Rimando amor e humor - como propõe um poema de Oswald de Andrade intitulado "Amor" e em cujo corpo do poema temos "apenas" a grafia da palavra "humor" -, Thiago Antunes, Daniel Lopes e Rodrigo Bittencourt têm agitado a, digamos, apolínea fase porque passa a canção popular. Ironizando o cool e suas tintas rancorosas, o Les pops investe em algo cada vez mais escasso: a capacidade de rir de si mesmo, de investir na leveza da existência, de se ouvir e de sonhar.
Isso não é pouco. Em tempos de fundamentalismos que pregam o ódio, a segregação e a discriminação, ouvir o Les pops refrigera os ânimos acesos de opiniões sobre tudo. Quero ser cool (2011) brinca com os paradigmas de uma sociedade em que todos tem algo a dizer: há excessos de lirismos vazios, de explicações mirabolantes e de nichos teóricos definidores de verdades universais. Todos querem ser cool, pois assim acreditamos estar inseridos.
Por sua vez, o disco trabalha sobre o que sobra e escapa: o olhar atento do jovem forjadamente desleixado e moderno.
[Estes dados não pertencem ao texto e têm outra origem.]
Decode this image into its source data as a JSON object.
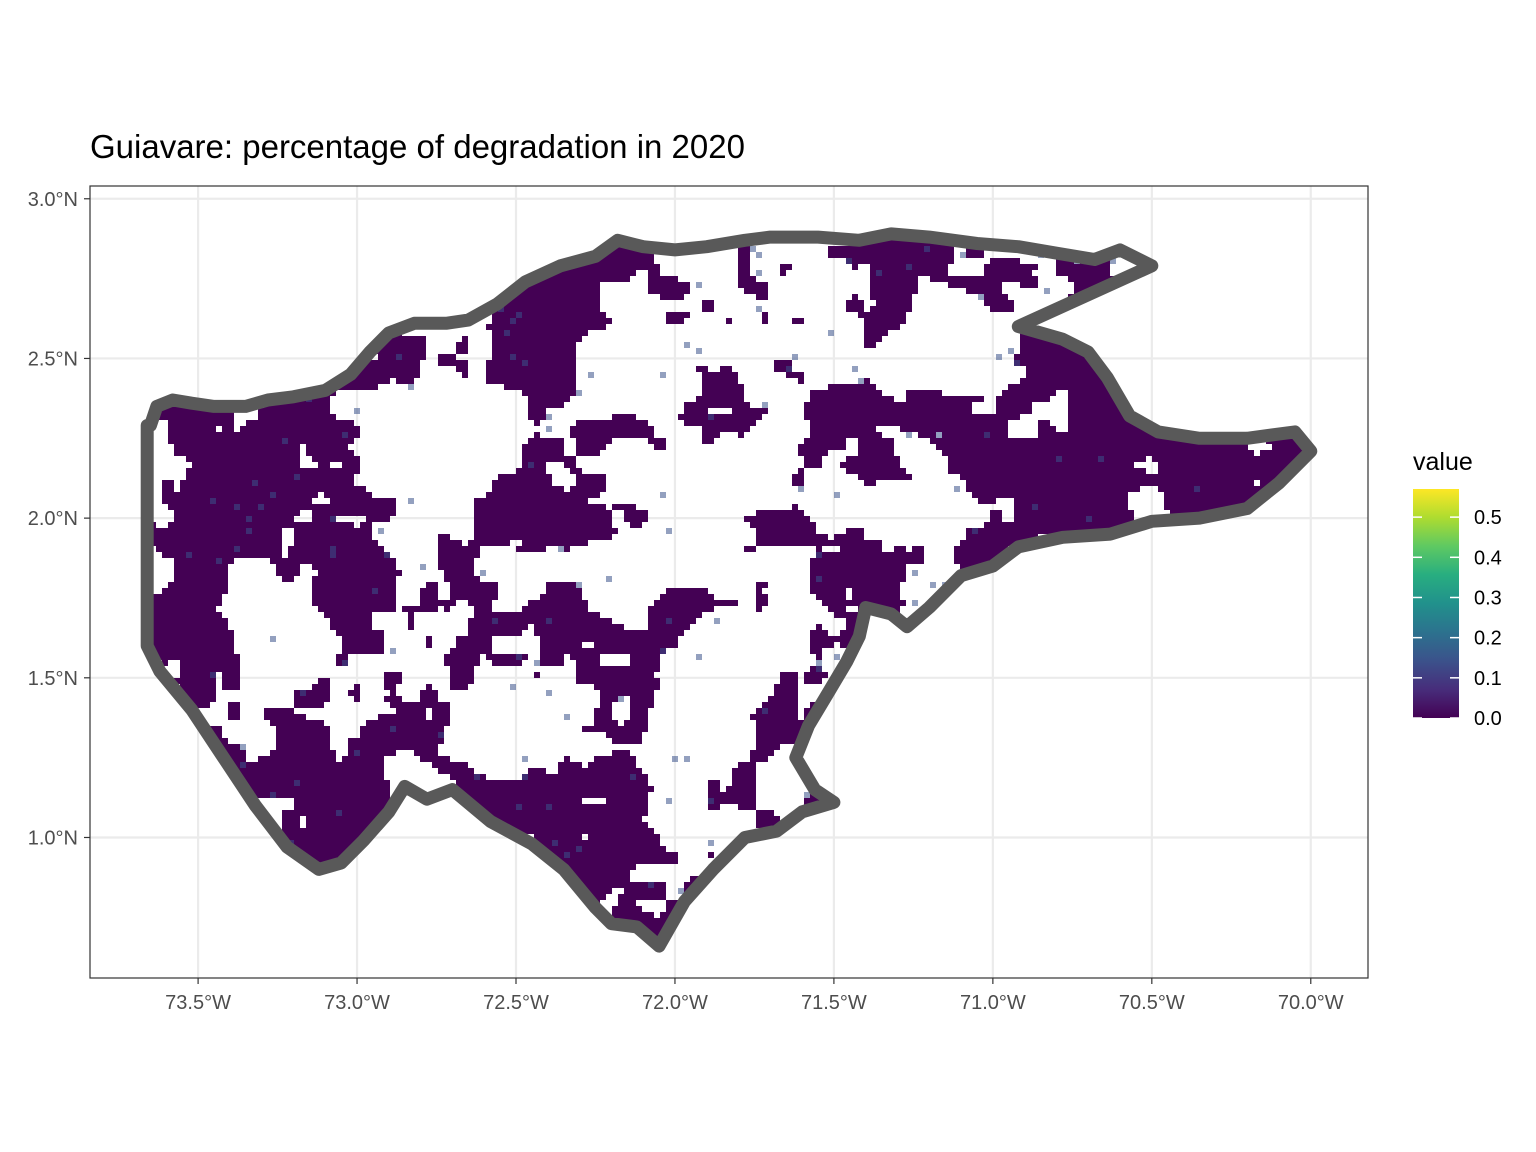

Claro, tudo filtrado (traduzido) pela formação de cada integrante do Les Pops, mas sem as filosofias pré-fabricadas que empesteiam as conversas dos pretensos artistas e intelectuais sempre "falando umas bobagens / sobre Nietzsche e Platão / falando de Bukowski / escalando a seleção".
O fato é que, unindo a outrora maldita (porque estrangeira) guitarra ao ukelele e o banjo, e tematizando o comportamento intelectual nosso de cada dia, as canções do Les Pops engendram uma pane no sistema: cantam o avesso do cinismo e suas máscaras cool.
E é justamente neste lugar que surge um pensamento sobre os modos de feitura de canção hoje. Há várias referências sonoras no disco, mas, talvez, o melhor exemplo disso seja "A canção", de Rodrigo Bittencourt.
"A canção" é metacanção: canta o próprio ato cancional, além de cantar (restituir) outra: "Canção de protesto", de Caetano Veloso. Se nesta o sujeito já alertava para a profusão tupiniquim do canto dos amores fracassados - "Odeio 'As time goes by' / O manifesto / Canções de amor / Muito ciúme, muita queixa, muito 'ai' / Muita saudade, muito coração” -, o sujeito criado por Rodrigo , citando o outro, aponta: "A canção cansou de chorar no refrão / A canção não quer mais tocar / Cansou de não ter o que falar".
Enquanto o sujeito de Caetano conclui: "É o abusar de um santo nome em vão / Ou a santificação de uma banalidade / Eu queria o canto justo na verdade / Da liberdade só do canto / Tenra, limpa, lúcida, e no entanto / Sei que só sei querer viver / De amor e música"; mexendo na ferida, o sujeito do Les Pops sugere: “A canção cansou de dizer coração / A canção cansou de sofrer por paixão / A canção cansou de chorar no refrão / A canção não quer mais tocar / Cansou de não ter o que falar”.
Pensar a canção por dentro não é tarefa fácil. "A canção" é um canto que experimenta sair do lugar onde a dor (de amor) não tem razão. É muito melhor viver de amor e música, eis a sugestão de "A canção", deixando a sugestão de que é preciso deixar a canção livre para cantar e experimentar.
***
A canção
(Rodrigo Bittencourt)
a canção cansou de dizer coração
a canção cansou de sofrer por paixão
a canção cansou de chorar no refrão
a canção não quer mais tocar
cansou de não ter o que falar
a canção cansou de se oprimir
de resmungar
a canção cansou de não se ouvir
de gaguejar
a canção nem quer mais cantar
ela quer se abrir e experimentar
engole verso pra sorrir coração
estufa o peito pra gritar
preciso me ouvir
preciso sonhar
* Pesquisador de canção, ensaísta, especialista e mestre em Literatura Brasileira pela Universidade Estadual do Rio de Janeiro (UERJ) e doutor em Literatura Comparada, Leonardo também é autor do livro "Canção: a musa híbrida de Caetano Veloso" e está presente nos livros "Caetano e a filosofia", assim como também na coletânea "Muitos: outras leituras de Caetano Veloso". Além desses atributos é titular dos blogs "Lendo a canção", "Mirar e Ver", "365 Canções".